L’engagement du Kenya en faveur de la CSU
Après avoir longtemps promu la CSU, le gouvernement kényan a publiquement renouvelé son engagement d’atteindre cet objectif d’ici 2022 pour que chaque citoyen ait accès à des services de santé de qualité sans avoir à débourser des sommes importantes. Les décideurs politiques ont donné plus de priorité à la CSU dans les principaux cadres politiques et de développement au niveau national, notamment dans la Big Four Agenda et dans l’Agenda de la Vision 2030 qui chapeaute le tout. Le ministère de la Santé (MS) a également fait de la CSU un objectif clé dans le cadre du dernier plan stratégique du secteur de la santé au Kenya.

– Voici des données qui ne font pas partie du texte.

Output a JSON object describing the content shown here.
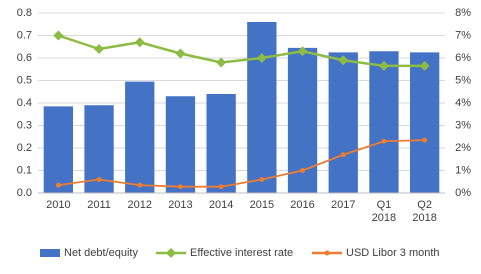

Historiquement, le Fonds national d’assurance hospitalière (NHIF en anglais) du Kenya était le principal moyen pour le gouvernement d’octroyer des soins de santé à tous. Le NHIF est une institution publique nationale créée en 1966. Au départ, il s’agissait d’un programme obligatoire auquel les travailleurs du secteur formel devaient contribuer au moyen de déductions salariales retenues sur les revenus, puis il a été étendu au secteur informel, où l’adhésion est volontaire et les contributions sont établies à un taux fixe. Le NHIF a connu de nombreux défis et n’a pas répondu aux attentes malgré son objectif d’élargir la tranche de population concernée, les services et la couverture financière. Le kit des prestations se limite principalement aux soins hospitaliers et il existe des lacunes dans la couverture des soins de santé primaires (SSP) et de la PF. Seuls 16 % de l’ensemble des Kényans sont inscrits au NHIF et, au fil du temps, ces personnes ont signalé une couverture financière limitée des services compris.
Pour faire avancer le programme de CSU, le gouvernement du Kenya a cherché à mettre en oeuvre des réformes au sein du NHIF, de la KEMSA et du système hospitalier national de référence et à former les travailleurs de la santé pour qu’ils répondent aux normes fixées par le Cadre réglementaire des soins de santé.